2.2 OS AGENTES MODIFICADORES DO ESPAÇO URBANO: UMA AÇÃO

Segundo Corrêa (1999) o espaço urbano é um espaço “[...] fragmentado e

articulado, reflexo e condicionante social, um conjunto de símbolos e campos de lutas”

(CORRÊA, 1999, p. 9).

Para Corrêa (1999) os agentes são produtores e consumidores do espaço urbano,

dividindo-os em proprietários do meio de produção (ex. industriais), os proprietários

fundiários, os promotores imobiliários, o Estado e os grupos sociais excluídos.

Corrêa (1999) afirma que as diferentes formas de como as desigualdades sociais se

especializam nos espaços são resultados de disputas num conjunto de diferentes usos do solo,

produzindo áreas com distintas formas e conteúdos.

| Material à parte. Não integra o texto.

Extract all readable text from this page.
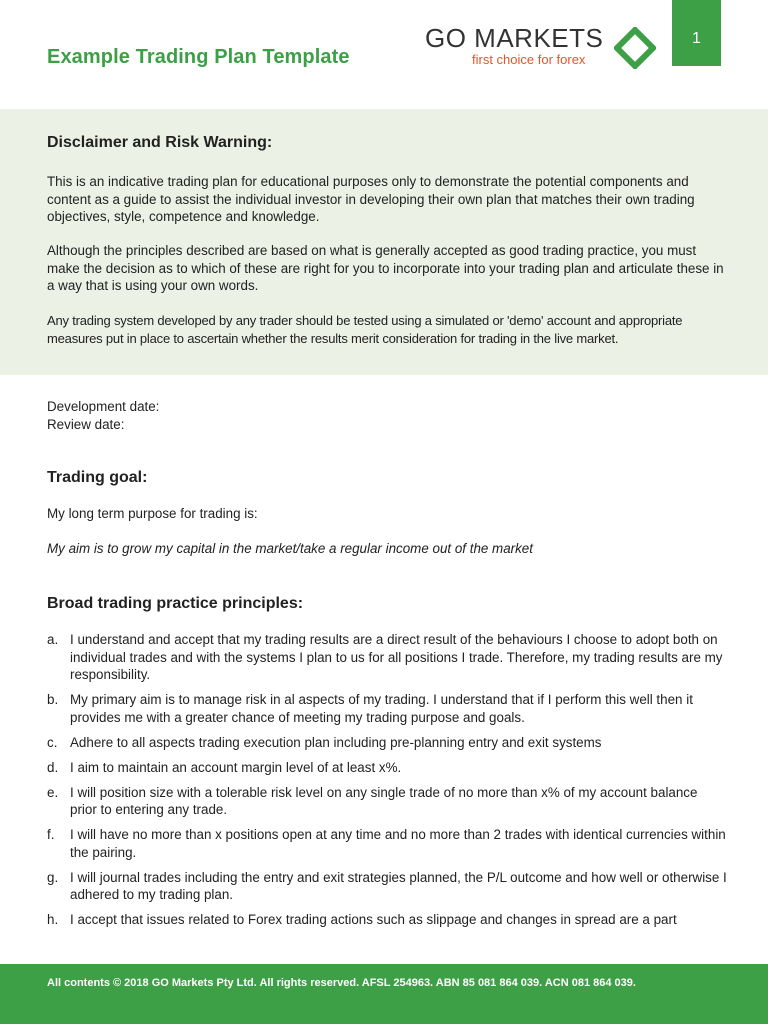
Example Trading Plan Template
GO MARKETS
first choice for forex
1
Disclaimer and Risk Warning:

This is an indicative trading plan for educational purposes only to demonstrate the potential components and content as a guide to assist the individual investor in developing their own plan that matches their own trading objectives, style, competence and knowledge.

Although the principles described are based on what is generally accepted as good trading practice, you must make the decision as to which of these are right for you to incorporate into your trading plan and articulate these in a way that is using your own words.

Any trading system developed by any trader should be tested using a simulated or 'demo' account and appropriate measures put in place to ascertain whether the results merit consideration for trading in the live market.

Development date:
Review date:
Trading goal:
My long term purpose for trading is:
My aim is to grow my capital in the market/take a regular income out of the market
Broad trading practice principles:
a. I understand and accept that my trading results are a direct result of the behaviours I choose to adopt both on individual trades and with the systems I plan to us for all positions I trade. Therefore, my trading results are my responsibility.
b. My primary aim is to manage risk in al aspects of my trading. I understand that if I perform this well then it provides me with a greater chance of meeting my trading purpose and goals.
c. Adhere to all aspects trading execution plan including pre-planning entry and exit systems
d. I aim to maintain an account margin level of at least x%.
e. I will position size with a tolerable risk level on any single trade of no more than x% of my account balance prior to entering any trade.
f.	I will have no more than x positions open at any time and no more than 2 trades with identical currencies within the pairing.
g. I will journal trades including the entry and exit strategies planned, the P/L outcome and how well or otherwise I adhered to my trading plan.
h. I accept that issues related to Forex trading actions such as slippage and changes in spread are a part
All contents © 2018 GO Markets Pty Ltd. All rights reserved. AFSL 254963. ABN 85 081 864 039. ACN 081 864 039.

O espaço é fragmentado e se articula com

as práticas socioespaciais de agentes concretos.

Segundo Vasconcelos (2011) as primeiras definições das divisões dos grupos e

organizações que agem no mercado se obtém do artigo escrito em 1954 por William Form.

Os grupos e organizações identificados seriam os seguintes: (1) o imobiliário

(os negócios imobiliários e da construção); (2) as grandes empresas (as

grandes indústrias, os negócios e infraestruturas); (3) os residentes (os

proprietários industriais e outros pequenos consumidores); (4) o governo

(governo local) (VASCONCELOS, 2011, p. 76-77).

Imbricando agentes com mercado de solo urbano, para Arendt (2007), trazer à tona o

pensar sobre a vida humana e o empenho de se fazer algo é a vitaactiva. Nesse pensar o homem

está enraizado num mundo de coisas feitas pelos próprios homens. Nesse mundo o homem não

abandona nem transcende completamente. Segundo a autora (2008), as coisas e os homens

formam uma ambientação própria para cada atividade, que não significariam nada sem a noção

de localização e produzem o mundo que habitamos com coisas fabricadas. Arendt (2007)

salienta que as atividades humanas só são existentes e tem a condição de ação pelo fato dos

homens viverem em comunidade, assim essa ação produtiva não existe sem o homem em

sociedade.

Assim percebemos o valor da ação conjunta de homens com finalidades em comum.

Esses homens em uma sociedade tornam-se agentes quando fomentam mudanças nos seus

ambientes e nos daqueles que lhe envolvem. Os agentes são produtores e no espaço urbano

passam a adquirir a característica também de consumidores.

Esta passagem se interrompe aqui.